A pelvic exam is not the same as a Pap test

Many people confuse pelvic exams with Pap tests. The pelvic exam is part of a woman’s routine health care. During a pelvic exam, the doctor looks at and feels the reproductive organs, including the uterus and the ovaries and may do tests for sexually transmitted disease. Pap tests are often done during pelvic exams, but you can have a pelvic exam without having a Pap test. A pelvic exam without a Pap test will not help find abnormal cells of the cervix or cervical cancer at an early stage.

The Pap test is often done during a pelvic exam, after the speculum is placed. To do a Pap test, the doctor removes cells from the cervix by gently scraping or brushing it with a special instrument. Pelvic exams may help find other types of cancers and reproductive problems, but a Pap test is needed to find early cervical cancer or pre-cancers. Ask your doctor if you had a Pap test with your pelvic exam.

How Pap test results are reported

The most widely used system for describing Pap test results is the Bethesda System (TBS). There are 3 main categories, some of which have sub-categories:

  • Negative for intraepithelial lesion or malignancy,
  • Epithelial cell abnormalities
  • Other malignant neoplasms.

Negative for intraepithelial lesion or malignancy

This first category means that no signs of cancer, pre-cancerous changes, or other significant abnormalities were found. Some specimens in this category appear entirely normal. Others may have findings that are unrelated to cervical cancer, such as signs of infection with yeast, herpes, or Trichomonas vaginalis (a microscopic parasite), for example. Specimens from some women may also show “reactive cellular changes”, which is the way cervical cells respond to infection or other irritation.

Epithelial cell abnormalities

This means that the cells lining the cervix or vagina show changes that might be cancer or a pre-cancerous condition. This category is divided into several groups for squamous cells and glandular cells.

Squamous cell abnormalities

Atypical squamous cells (ASCs): This category includes atypical squamous cells of uncertain significance (ASC-US) and atypical squamous cells where high-grade squamous intraepithelial lesion (SIL) can’t be excluded (ASC-H).

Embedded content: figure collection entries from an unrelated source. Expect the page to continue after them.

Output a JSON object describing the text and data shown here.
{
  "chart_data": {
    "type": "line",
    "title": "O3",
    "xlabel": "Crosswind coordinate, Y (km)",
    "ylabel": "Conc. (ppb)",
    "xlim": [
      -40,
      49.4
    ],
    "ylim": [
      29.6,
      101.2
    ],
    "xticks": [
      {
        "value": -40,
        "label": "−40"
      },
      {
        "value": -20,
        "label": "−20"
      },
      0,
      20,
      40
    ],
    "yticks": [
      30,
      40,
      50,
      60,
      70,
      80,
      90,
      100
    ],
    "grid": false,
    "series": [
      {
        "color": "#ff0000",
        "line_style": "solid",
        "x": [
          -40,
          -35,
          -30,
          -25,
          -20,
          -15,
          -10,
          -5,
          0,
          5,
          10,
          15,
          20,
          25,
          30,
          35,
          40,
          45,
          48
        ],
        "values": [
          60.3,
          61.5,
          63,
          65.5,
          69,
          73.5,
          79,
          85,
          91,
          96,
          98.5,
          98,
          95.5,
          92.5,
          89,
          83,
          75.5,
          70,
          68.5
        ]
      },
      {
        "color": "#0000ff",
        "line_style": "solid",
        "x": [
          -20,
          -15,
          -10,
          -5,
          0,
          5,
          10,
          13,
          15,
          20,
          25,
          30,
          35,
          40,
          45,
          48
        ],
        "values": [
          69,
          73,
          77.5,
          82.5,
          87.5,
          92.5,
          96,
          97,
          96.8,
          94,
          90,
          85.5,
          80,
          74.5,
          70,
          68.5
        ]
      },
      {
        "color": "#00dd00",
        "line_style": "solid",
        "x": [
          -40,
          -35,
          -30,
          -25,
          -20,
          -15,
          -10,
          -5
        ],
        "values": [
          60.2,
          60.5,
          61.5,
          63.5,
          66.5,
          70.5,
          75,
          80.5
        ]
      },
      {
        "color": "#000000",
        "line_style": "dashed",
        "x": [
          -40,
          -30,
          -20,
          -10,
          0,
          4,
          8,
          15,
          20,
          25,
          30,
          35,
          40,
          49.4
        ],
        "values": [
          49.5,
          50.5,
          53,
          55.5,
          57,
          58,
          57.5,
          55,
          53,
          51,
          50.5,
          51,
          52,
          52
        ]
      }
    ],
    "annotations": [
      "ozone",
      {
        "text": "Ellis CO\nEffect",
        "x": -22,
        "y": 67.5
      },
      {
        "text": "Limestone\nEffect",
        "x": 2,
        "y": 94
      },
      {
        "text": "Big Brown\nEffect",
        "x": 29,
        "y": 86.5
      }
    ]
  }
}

ASC-US is a term used when there are cells that look abnormal, but it is not possible to tell (by looking at the cells under a microscope) if this is caused by infection, irritation, or if it is a pre-cancer. Most of the time, cells labeled ASC-US are not pre-cancer, but more testing is needed to be sure.

If the results of a Pap test are labeled ASC-H, it means that a SIL is suspected.

Pap test results of either type of ASC mean that more testing is needed. This is discussed in the section, “Work-up of abnormal Pap test results.”

Squamous intraepithelial lesions (SILs): These abnormalities are subdivided into low-grade SIL (LSIL) and high-grade SIL (HSIL). In LSIL, the cells are mildly abnormal, while in HSIL, the cells are severely abnormal. HSILs are less likely than LSILs to go away without treatment. They are also more likely to eventually develop into cancer if they are not treated. Treatment can cure most SILs and prevent true cancer from developing.

Further tests are needed if SIL is seen on a Pap test. This is discussed in the section, “Work-up of abnormal Pap test results.”

Squamous cell carcinoma: This result means that the woman is likely to have an invasive cancer. Further testing will be done to be sure of the diagnosis before treatment can be planned.

Glandular cell abnormalities

Adenocarcinoma: Cancers of the glandular cells are called adenocarcinomas. In some cases, the pathologist examining the cells can tell whether the adenocarcinoma started in the endocervix, in the uterus (endometrium), or elsewhere in the body.

Atypical glandular cells: When the glandular cells do not look normal, but have features that do not permit a clear decision as to whether they are cancerous, the term used is atypical glandular cells (AGCs). The patient should have more testing if her cervical cytology result shows atypical glandular cells.

Other malignant neoplasms

This category is for forms of cancer that only rarely affect the cervix, such as malignant melanoma, sarcomas, and lymphoma.

Other descriptions of Pap test results have also been used in the past.